Companies describe buybacks as “returning cash to shareholders.” I think that is a load of crap, and I have several thoughts on why widespread stock buybacks are a terrible idea.
Alphabet Inc. (GOOG) made big news with its earnings release when it announced a $50 billion share buyback plan. $50 billion! I am amazed that any company has $50 billion of cash lying around.
Alphabet is not alone in its plans, and companies large and small have announced plans to buy in common shares in 2021. The logic behind a buyback is to reduce the number of shares outstanding. With fewer shares across which to spread net income, future earnings per share will automatically be higher. Since most stock valuation derives from EPS and EPS growth, the theory is that buybacks will help drive share prices higher… which leads to reason one why I am not a buyback fan.
In reality, it is impossible to tell if a buyback program helps boost a share price. Prices are too volatile over a year or two to definitively show whether or how a share repurchase program helped investors earn greater profits.
My second reason to not like buybacks is that they show a lack of creativity by a companies’ boards of directors and management. Is buying shares the best idea they can come up with in order to put some money to work in growing the business or boosting the profits? Or maybe it is just a lazy way to make future income statements look better.

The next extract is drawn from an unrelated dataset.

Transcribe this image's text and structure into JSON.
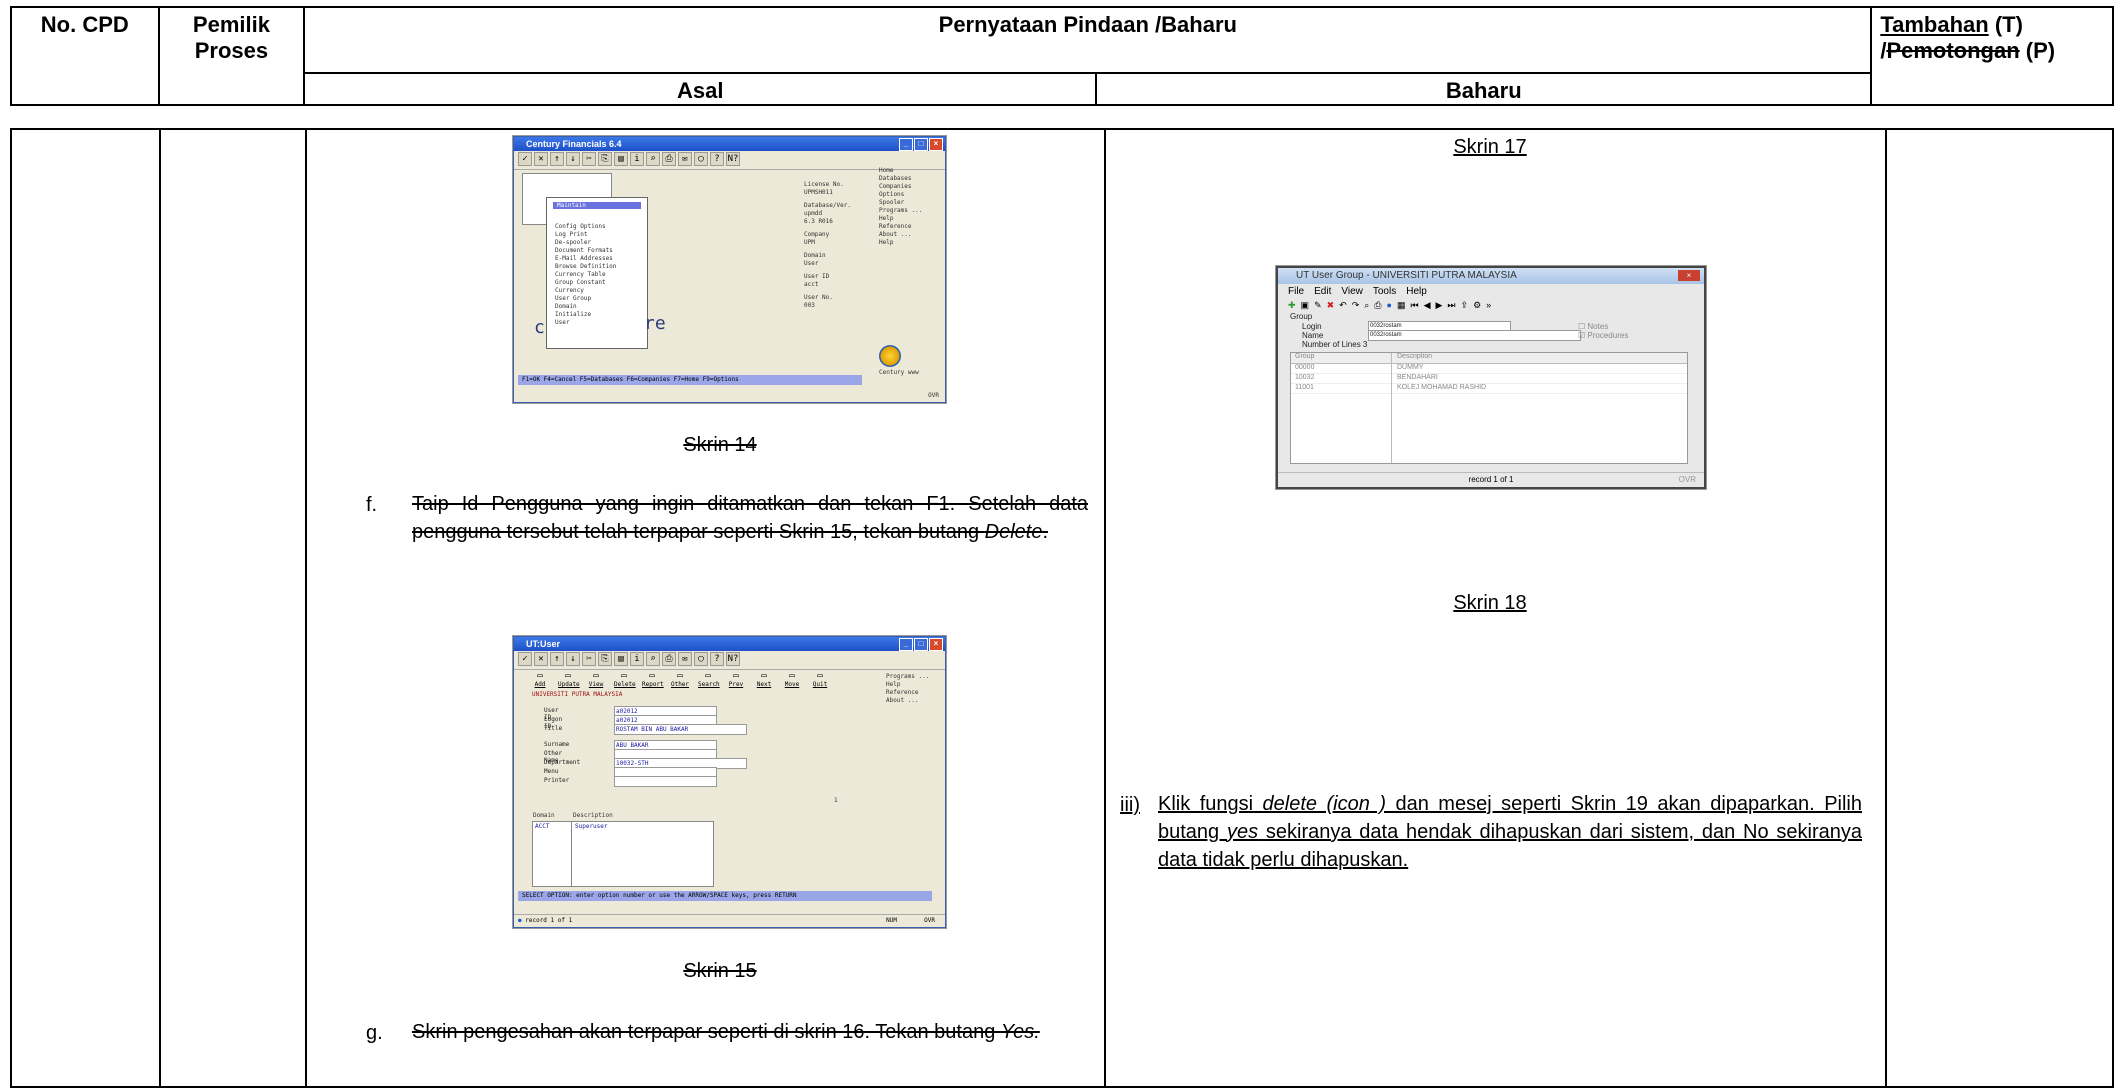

Up at number three, I love (not) the “returning cash to shareholders” description that often accompanies buybacks. I have never had a company send me cash as part of a share repurchase program. By definition, buying in shares takes them out of the hands of investors, so investors who sell don’t get the benefit of a buyback. If I want to sell my shares, I can—whether or not the company or another investor buys them. When you look at the results for investors, it’s clear the promise of returning cash to shareholders through a share buyback just…doesn’t.

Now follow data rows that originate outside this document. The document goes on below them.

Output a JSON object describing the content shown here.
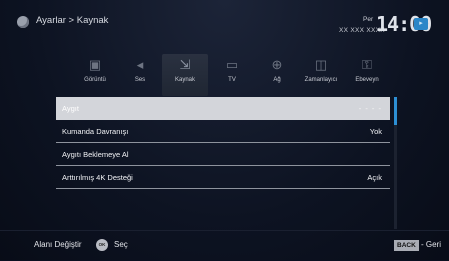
{
  "header": {
    "breadcrumb": "Ayarlar > Kaynak",
    "day": "Per",
    "date": "XX XXX XXXX",
    "time": "14:00"
  },
  "categories": [
    {
      "label": "Görüntü",
      "icon": "picture-icon"
    },
    {
      "label": "Ses",
      "icon": "sound-icon"
    },
    {
      "label": "Kaynak",
      "icon": "source-icon"
    },
    {
      "label": "TV",
      "icon": "tv-icon"
    },
    {
      "label": "Ağ",
      "icon": "network-icon"
    },
    {
      "label": "Zamanlayıcı",
      "icon": "timer-icon"
    },
    {
      "label": "Ebeveyn",
      "icon": "parental-icon"
    }
  ],
  "list": [
    {
      "label": "Aygıt",
      "value": "- - - -"
    },
    {
      "label": "Kumanda Davranışı",
      "value": "Yok"
    },
    {
      "label": "Aygıtı Beklemeye Al",
      "value": ""
    },
    {
      "label": "Arttırılmış 4K Desteği",
      "value": "Açık"
    }
  ],
  "footer": {
    "left": "Alanı Değiştir",
    "ok_icon": "OK",
    "ok_label": "Seç",
    "back_key": "BACK",
    "back_label": "- Geri"
  },
  "colors": {
    "selection": "#d3d5da",
    "accent": "#2d8fd4"
  }
}
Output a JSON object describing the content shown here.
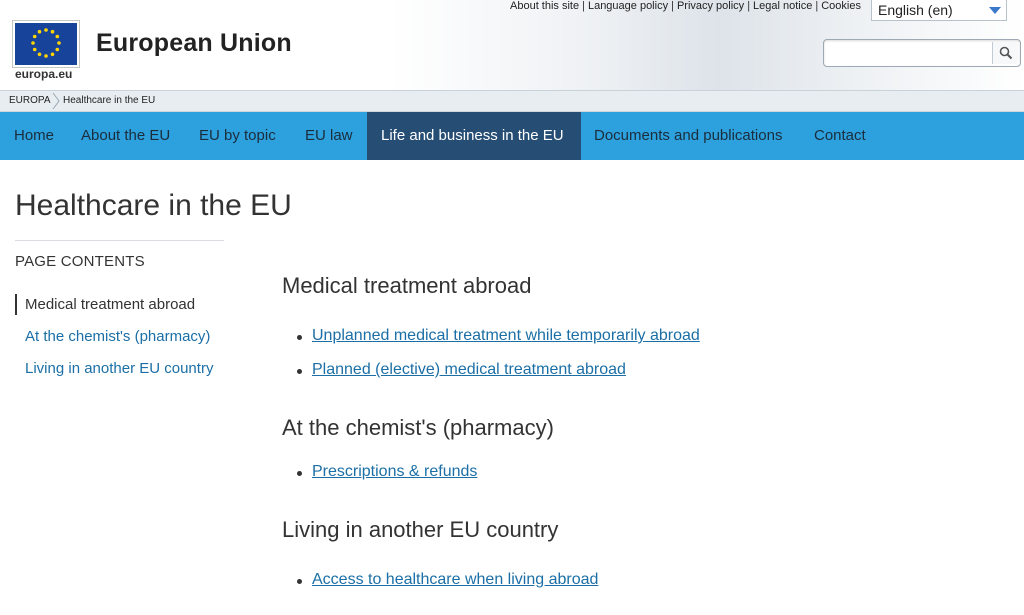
{
  "header": {
    "site_title": "European Union",
    "logo_label": "europa.eu",
    "top_links": [
      "About this site",
      "Language policy",
      "Privacy policy",
      "Legal notice",
      "Cookies"
    ],
    "language": "English (en)",
    "search": {
      "value": "",
      "placeholder": ""
    }
  },
  "breadcrumb": [
    "EUROPA",
    "Healthcare in the EU"
  ],
  "nav": {
    "items": [
      "Home",
      "About the EU",
      "EU by topic",
      "EU law",
      "Life and business in the EU",
      "Documents and publications",
      "Contact"
    ],
    "active_index": 4
  },
  "page": {
    "title": "Healthcare in the EU",
    "toc_heading": "PAGE CONTENTS",
    "toc": [
      "Medical treatment abroad",
      "At the chemist's (pharmacy)",
      "Living in another EU country"
    ],
    "sections": [
      {
        "heading": "Medical treatment abroad",
        "links": [
          "Unplanned medical treatment while temporarily abroad",
          "Planned (elective) medical treatment abroad"
        ]
      },
      {
        "heading": "At the chemist's (pharmacy)",
        "links": [
          "Prescriptions & refunds"
        ]
      },
      {
        "heading": "Living in another EU country",
        "links": [
          "Access to healthcare when living abroad"
        ]
      }
    ]
  },
  "colors": {
    "nav_background": "#2da1dd",
    "nav_active": "#264d73",
    "link": "#1b6fa6",
    "flag_blue": "#17439a",
    "flag_star": "#ffd400"
  }
}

If a board truly wanted to return cash to investors, the directors could elect to pay or increase a cash dividend. Dividends are cash into your brokerage account!
Over the last few quarters, I have been deeply unamused by companies that cut dividends last year and now want to use share repurchase programs to “return cash to shareholders” instead of starting to regrow the dividends. It really gets me steamed to see this when I’m earning a dividend 50% smaller than what I received for the 2020 first quarter… and yet, the company is repurchasing shares rather than (or even in conjunction with) increasing the dividend. I don’t expect to see a fully recovered dividend, but, geez, at least give me 5% or 10% annual dividend growth.
I can’t help but question whether the sheer number of buybacks may indicate a high point for share prices. I have followed the market and stocks for years, and Boards of Directors have very good timing to buy in shares just before they turn lower. With so many companies playing the share repurchase game, it can be viewed as a powerful contrarian indicator. I am not predicting a stock market decline, but I am wondering.
My dividends strategies focus on the old-fashioned path of returning cash to shareholders. Investing for attractive and growing cash dividends and yields works through all cycles of the stock market.